ただ、契約の代償が筆おろしだったことは、言わなかった。恥ずかしいからということもあるけど、アザリ君と私だけの秘密にしたかったからという思いもあった。
「私、悪魔と契約したんです」などという話、信じてもらえないだろうとは思ったけど、意外にも彼は真面目に話を聞いてくれた。
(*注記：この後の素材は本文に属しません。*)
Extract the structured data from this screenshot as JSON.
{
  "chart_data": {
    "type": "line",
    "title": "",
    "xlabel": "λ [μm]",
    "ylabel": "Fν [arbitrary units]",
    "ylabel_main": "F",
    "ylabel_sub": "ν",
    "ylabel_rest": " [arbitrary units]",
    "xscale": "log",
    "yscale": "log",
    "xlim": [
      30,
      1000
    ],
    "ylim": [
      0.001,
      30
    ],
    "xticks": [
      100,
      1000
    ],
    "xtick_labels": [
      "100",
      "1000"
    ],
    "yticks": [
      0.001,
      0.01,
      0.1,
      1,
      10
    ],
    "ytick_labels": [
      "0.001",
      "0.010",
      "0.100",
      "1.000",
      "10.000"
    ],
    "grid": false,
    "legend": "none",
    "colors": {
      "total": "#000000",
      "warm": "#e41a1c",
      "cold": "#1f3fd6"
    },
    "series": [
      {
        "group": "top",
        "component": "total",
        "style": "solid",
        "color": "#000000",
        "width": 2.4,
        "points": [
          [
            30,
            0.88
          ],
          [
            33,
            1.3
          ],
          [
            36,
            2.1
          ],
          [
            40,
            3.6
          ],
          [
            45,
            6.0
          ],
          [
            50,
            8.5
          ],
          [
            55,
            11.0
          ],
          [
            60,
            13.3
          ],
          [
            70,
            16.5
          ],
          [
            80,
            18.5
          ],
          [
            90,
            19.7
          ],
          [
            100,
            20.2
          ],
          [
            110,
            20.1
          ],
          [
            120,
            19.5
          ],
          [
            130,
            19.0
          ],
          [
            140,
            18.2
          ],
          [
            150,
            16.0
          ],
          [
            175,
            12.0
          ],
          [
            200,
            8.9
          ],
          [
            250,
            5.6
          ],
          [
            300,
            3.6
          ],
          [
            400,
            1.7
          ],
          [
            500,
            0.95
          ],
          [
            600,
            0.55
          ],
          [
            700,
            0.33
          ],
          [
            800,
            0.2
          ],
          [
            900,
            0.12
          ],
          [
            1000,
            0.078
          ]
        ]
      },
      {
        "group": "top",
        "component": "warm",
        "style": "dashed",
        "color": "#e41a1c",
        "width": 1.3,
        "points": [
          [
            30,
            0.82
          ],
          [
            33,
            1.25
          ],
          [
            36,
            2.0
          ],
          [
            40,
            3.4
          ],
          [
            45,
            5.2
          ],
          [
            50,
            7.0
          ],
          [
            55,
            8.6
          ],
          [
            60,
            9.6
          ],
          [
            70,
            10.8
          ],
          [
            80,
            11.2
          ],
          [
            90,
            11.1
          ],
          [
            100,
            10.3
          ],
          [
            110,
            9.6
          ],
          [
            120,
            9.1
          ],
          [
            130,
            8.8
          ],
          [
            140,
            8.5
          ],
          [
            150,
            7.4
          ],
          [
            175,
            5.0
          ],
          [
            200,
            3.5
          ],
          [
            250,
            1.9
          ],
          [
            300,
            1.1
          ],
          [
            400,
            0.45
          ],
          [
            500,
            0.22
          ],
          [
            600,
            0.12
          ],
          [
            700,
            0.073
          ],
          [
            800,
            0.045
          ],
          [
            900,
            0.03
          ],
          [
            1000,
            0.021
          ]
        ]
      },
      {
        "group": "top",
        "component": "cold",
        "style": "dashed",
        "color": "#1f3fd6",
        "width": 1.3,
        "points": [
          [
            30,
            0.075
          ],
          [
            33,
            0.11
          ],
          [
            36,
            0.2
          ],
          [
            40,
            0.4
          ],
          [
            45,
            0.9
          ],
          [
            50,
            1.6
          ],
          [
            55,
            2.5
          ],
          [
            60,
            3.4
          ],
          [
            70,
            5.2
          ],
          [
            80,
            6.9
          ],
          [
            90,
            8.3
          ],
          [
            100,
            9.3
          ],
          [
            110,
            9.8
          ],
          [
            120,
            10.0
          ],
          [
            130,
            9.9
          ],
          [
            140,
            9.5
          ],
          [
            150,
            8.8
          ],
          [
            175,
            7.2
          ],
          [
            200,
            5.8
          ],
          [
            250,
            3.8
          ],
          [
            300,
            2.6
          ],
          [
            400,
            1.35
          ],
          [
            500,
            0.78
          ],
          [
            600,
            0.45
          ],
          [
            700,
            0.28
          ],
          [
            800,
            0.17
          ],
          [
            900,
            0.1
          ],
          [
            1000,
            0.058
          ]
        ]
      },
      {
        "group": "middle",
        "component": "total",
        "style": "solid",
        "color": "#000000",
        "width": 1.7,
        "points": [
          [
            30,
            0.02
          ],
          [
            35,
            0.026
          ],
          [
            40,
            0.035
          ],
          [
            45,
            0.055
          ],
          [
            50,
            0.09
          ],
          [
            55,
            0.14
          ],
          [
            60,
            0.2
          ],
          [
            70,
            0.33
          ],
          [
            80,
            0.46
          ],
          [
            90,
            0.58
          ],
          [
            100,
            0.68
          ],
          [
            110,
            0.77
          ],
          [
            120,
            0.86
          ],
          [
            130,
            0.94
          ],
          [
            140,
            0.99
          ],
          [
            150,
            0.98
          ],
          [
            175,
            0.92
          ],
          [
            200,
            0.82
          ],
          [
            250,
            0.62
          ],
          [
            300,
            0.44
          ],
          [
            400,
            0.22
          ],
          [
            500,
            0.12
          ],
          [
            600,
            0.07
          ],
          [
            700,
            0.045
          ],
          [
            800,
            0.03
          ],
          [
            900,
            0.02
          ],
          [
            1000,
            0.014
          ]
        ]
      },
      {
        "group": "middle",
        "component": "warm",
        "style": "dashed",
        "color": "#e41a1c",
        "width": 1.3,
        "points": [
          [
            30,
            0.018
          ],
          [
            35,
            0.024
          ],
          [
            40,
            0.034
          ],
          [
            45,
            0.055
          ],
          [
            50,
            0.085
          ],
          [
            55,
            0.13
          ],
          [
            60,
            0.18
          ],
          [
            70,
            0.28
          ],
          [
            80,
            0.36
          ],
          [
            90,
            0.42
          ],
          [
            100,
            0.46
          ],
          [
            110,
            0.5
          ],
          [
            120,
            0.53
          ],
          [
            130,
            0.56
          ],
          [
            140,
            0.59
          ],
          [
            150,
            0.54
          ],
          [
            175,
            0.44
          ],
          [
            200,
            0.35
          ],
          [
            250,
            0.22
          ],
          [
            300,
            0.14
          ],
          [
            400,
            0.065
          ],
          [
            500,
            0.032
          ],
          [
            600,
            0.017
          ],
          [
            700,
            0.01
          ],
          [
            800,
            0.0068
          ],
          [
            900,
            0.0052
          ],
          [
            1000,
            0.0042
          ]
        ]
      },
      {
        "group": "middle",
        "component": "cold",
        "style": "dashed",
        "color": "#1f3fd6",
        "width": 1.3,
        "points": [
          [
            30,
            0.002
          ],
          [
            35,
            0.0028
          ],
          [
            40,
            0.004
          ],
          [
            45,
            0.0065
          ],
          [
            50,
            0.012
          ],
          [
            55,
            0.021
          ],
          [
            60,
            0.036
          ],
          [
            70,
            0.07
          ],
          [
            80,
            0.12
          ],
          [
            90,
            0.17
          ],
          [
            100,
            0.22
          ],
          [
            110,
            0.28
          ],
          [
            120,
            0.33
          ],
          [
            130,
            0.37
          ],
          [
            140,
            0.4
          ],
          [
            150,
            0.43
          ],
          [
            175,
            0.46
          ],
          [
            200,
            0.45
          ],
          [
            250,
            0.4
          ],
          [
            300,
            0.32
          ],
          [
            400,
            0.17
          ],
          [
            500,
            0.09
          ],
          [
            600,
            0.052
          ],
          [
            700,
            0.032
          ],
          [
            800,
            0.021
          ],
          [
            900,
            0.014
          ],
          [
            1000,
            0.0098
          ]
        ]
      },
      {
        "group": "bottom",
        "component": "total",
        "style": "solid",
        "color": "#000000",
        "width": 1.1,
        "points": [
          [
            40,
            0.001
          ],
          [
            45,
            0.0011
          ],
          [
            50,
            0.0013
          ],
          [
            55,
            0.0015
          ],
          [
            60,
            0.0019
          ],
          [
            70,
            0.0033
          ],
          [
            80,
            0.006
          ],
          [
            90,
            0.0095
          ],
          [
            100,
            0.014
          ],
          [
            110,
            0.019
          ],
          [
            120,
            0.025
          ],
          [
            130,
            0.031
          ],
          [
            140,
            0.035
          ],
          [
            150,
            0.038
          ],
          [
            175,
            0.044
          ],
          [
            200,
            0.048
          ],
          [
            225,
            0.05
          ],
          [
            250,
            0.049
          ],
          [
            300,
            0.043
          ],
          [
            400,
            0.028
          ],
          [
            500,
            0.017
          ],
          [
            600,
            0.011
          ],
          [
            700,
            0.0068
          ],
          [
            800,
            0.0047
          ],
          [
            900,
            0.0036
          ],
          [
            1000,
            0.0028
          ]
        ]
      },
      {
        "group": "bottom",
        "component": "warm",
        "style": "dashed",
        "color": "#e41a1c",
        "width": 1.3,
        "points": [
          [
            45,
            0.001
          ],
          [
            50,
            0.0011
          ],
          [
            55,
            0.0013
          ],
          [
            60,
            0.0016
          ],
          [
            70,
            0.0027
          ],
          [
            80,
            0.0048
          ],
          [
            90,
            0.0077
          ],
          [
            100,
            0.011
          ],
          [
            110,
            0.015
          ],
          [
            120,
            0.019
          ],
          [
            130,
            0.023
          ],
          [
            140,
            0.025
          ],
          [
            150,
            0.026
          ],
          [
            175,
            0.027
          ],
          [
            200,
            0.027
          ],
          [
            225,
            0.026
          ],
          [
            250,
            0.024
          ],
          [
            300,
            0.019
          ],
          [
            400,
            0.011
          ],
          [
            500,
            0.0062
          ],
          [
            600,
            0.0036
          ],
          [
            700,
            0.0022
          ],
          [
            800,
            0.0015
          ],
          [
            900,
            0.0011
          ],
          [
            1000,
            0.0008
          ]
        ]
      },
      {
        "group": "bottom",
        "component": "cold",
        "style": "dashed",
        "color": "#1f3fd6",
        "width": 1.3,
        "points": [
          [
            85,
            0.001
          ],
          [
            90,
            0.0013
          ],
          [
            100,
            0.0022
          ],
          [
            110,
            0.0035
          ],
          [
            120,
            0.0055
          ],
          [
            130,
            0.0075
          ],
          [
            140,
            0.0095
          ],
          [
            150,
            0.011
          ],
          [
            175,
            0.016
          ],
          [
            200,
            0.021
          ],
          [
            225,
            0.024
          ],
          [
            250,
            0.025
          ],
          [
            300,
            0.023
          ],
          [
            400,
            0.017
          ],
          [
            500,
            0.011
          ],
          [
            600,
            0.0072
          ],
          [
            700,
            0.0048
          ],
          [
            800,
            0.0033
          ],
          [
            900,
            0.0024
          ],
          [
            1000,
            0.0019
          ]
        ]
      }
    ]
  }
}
「つまり俺は、幻覚を見せられてるだけで、爽子ちゃんをほんとは好きじゃないってこと?」
「そうです。」
「その幻覚を俺に仕掛けた悪魔とやらは、今どこにいるの?」
「……わかりません。」
青山くんはため息を吐いた。
「俺、爽子ちゃんの話だから真剣に聞いてたけど、オカルトって全然信じてないんだよね。だから隣の部屋が事故物件?でも長年あのアパートに住み続けてるわけだし。」
私だって青山くんの立場なら信じられないだろう。
「でも、本当なんです。」
「だとしたら、爽子ちゃんのせいで俺はこんな切ない気持ちにさせられてるってことだよね?」
「はい。重ね重ね、本当に申し訳ないです。」
「うーん、だったら、責任取って俺と付き合えばいいんじゃないの?」
彼は両手で包むようにしていた私の手を優しく撫でた。その行為のお陰で手の拘束力が弱まり、私は手を引き抜くことができた。彼はそれを寂しげな瞳で見つめている。
「私は、付き合えません。」
「俺は爽子ちゃんを諦めたく、ない。」
これでは堂々巡りだ。
幻覚自体を解かなくてはどうしようもないかもしれない。
それに周囲の人々にチラチラと見られている気がする。私達は別れ話でもしているように見えているに違いない、好きでもない女に告白して、さらに拒絶される様を晒さねばならない青山くんの気持ちを考えると、もうここで話すのは止めた方がいいだろう。
「青山さん、あの、ちょっと時間をください。」
「……いいよ。でも毎日電話していい?」
「毎日、ですか。」
「うん。了承してくれないと俺、このまま君の家まで尾行してしまうかも。俺はストーカーだから。」
そう言い、恋する青年の顔で笑った青山くんを見て、私は自分の犯した罪を更に実感した。
早く、彼を正気に戻さなくては。
それから、私は幻覚がどうやったら解けるのかをインターネットや本で調べた。
病院、投薬、宗教、修行。
そんなことばかりしか、解決策と呼べるものはないようだ。けれどこれを青山くんには勧められない。
彼は自分が見たくて幻覚を見ているわけではなくて、ただ、幻覚を見せられているだけなのだ。
一刻も早く幻覚を解くには、やはり幻覚を掛けた人にやってもらうのが一番なのかもしれない。
そんな結論にたどり着いたものの、アザリ君とどんな顔をして再会すればいいのか分からない。
私が彼にしたことを思えば、許されないことのように思う。
そもそも、どうしたら会えるのか、その方法さえわからないのだ。
これといった解決策が見つからないまま、ただ時が過ぎてしまっていた。
夜10時、スマホから電話の着信音がする。
あれから青山くんは、宣言通り毎日電話を掛けてきた。
その日のニュースの話や、仕事の話、そして私に愛の言葉を告げるために。
私はそれらを全て聞いた後に
「その気持ちは、幻覚のせいなんです。」
と言い続けた。
今日も同じ話をしなくてはいけない。早くどうにかしなければ。
私はため息を吐きながら電話に出た。
『あ、俺。今日、隣の部屋に新しい入居者が来たんだよ。』
「……そうですか。」
『その人が挨拶に来て、幽霊の話をしてきたから、悪魔が出るって教えてあげたよ。そしたらその人、何て言ったと思う?』
――入居者、悪魔が出る…。
私は、その時、悪魔の呼び方を知っている人がいることに気が付いた。